Reset and Initialization

Versal Adaptive SoC GTY and GTYP Transceivers Architecture Manual (AM002)

Document ID
AM002
Release Date
2023-10-26
Revision
1.3 English

The transceiver must be initialized after device power-up and configuration before it can be used. The transmitter (TX) and receiver (RX) can be initialized independently and in parallel as shown in the following figure. Transceiver TX and RX initialization comprises three steps:

  1. Initializing the associated PLL driving TX/RX
  2. Initializing the associated ILO
  3. Initializing the TX and RX datapaths (PMA, DAPI, Buffer Bypass, PCS)
Important: The RX datapath reset signals must be executed through the Versal Adaptive SoC Transceivers Wizard. See Versal Adaptive SoC Transceivers Wizard LogiCORE IP Product Guide (PG331).

Transceiver TX and RX can receive a clock from either the LCPLL or the RPLL. The associated PLL (LCPLL/RPLL) used by the TX and RX must be initialized first before ILO, TX and RX initialization. The ILO must be initialized after the associated PLL is locked. Any PLL and ILO used by the TX and RX is reset individually and its reset operation is completely independent from all TX and RX resets. The TX and RX datapaths must be initialized only after the associated PLL and ILO is locked.

For the GTY/GTYP transceivers, there is a master reset controller available that can run through all reset steps described above automatically. When using the master reset, the associated PLL, ILO, and TX and RX datapaths are reset in the proper sequence by toggling the respective TX and RX master reset signal.

Important: The reference clock to the transceiver must be available and stable prior to start of device programming or start of any manual reset sequence.
Figure 1. Transceiver Initialization Overview

The transceiver TX and RX use a state machine to control the initialization process. They are partitioned into a few reset regions. The partition allows the reset state machine to control the reset process in a sequence that the PMA can be reset first and the PCS can be reset after the assertion of the TXUSERRDY or RXUSERRDY. It also allows the PMA, the PCS, and functional blocks inside them to be reset individually when needed during normal operation.

The transceiver offers two types of reset: initialization and component.

  • Initialization Reset: This reset is used for complete transceiver initialization. It must be used after device power-up and configuration. During normal operation, when necessary, GTTXRESET and GTRXRESET can also be used to reinitialize the transceiver TX and RX. GTTXRESET is the initialization reset port for the transceiver TX. GTRXRESET is the initialization reset port for the transceiver RX. During initialization reset, TXRESETMODE and RXRESETMODE should be set to sequential mode. All TX PMA, TX PCS, RX PMA, and RX PCS component resets should be enabled by setting all required component bits of TXPMARESETMASK, TXPCSRESETMASK, RXPMARESETMASK, and RXPCSRESETMASK to High.
  • Component Reset: This reset is used for special cases and specific subsection resets while the transceiver is in normal operation. The component that is required to be reset is selected by setting the associated bit within TXPMARESETMASK, TXPCSRESETMASK, RXPMARESETMASK, or RXPCSRESETMASK to High. A TX component reset is triggered by toggling the GTTXRESET port. An RX component reset is triggered by toggling the GTRXRESET port. Separate component reset ports are available. These include EYESCANRESET, RXOOBRESET, RXCDRRESET, and RXPRBSCNTRESET.

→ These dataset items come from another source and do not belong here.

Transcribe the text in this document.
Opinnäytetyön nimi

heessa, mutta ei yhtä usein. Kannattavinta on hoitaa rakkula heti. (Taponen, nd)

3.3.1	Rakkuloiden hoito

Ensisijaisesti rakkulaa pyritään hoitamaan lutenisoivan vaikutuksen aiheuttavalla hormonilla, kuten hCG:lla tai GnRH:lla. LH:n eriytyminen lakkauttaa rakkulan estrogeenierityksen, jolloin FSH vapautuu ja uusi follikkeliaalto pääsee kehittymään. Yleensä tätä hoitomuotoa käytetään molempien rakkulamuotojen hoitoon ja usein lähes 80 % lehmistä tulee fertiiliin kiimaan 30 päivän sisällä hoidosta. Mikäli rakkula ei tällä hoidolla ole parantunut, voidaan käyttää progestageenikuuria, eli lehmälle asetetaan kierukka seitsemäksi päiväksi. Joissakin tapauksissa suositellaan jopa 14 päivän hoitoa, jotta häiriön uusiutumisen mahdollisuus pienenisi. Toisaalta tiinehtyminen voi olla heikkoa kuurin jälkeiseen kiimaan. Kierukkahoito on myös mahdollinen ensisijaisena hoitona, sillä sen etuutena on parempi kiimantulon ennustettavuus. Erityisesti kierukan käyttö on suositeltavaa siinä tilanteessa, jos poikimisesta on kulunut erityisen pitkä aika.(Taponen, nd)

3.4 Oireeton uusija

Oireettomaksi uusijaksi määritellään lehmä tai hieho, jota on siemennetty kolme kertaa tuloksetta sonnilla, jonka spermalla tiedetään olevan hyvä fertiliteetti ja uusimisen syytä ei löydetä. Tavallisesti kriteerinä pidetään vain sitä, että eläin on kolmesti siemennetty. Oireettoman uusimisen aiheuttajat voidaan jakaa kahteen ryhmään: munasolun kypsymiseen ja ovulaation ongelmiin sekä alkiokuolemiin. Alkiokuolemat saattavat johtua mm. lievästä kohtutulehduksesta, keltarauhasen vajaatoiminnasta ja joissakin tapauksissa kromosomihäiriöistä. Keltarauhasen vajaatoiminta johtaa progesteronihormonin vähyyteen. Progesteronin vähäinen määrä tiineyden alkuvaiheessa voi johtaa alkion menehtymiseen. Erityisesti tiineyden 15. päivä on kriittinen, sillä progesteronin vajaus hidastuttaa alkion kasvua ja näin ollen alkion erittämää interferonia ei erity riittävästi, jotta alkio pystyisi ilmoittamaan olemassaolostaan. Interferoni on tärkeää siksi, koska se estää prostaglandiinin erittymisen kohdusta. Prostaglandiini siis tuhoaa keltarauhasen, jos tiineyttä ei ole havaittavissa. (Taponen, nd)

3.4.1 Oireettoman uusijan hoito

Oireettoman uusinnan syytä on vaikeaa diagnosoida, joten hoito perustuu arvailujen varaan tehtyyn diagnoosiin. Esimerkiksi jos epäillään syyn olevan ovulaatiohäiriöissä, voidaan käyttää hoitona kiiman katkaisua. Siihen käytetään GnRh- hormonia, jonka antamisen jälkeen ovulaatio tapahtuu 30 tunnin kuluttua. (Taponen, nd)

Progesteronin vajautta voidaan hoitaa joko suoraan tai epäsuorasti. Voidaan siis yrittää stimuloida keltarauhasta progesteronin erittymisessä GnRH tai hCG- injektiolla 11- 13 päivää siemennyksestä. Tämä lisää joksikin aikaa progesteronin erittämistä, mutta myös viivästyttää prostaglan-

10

All reset ports described in this section initiate the internal reset state machine when driven High. The internal reset state machines are held in the reset state until these same reset ports are driven Low. These resets are all asynchronous. The guideline for the pulse width of these asynchronous resets is one period of the reference clock, unless otherwise noted.

Note: Do not use reset ports for the purpose of power down. For details on proper power-down usage, refer to Power Down.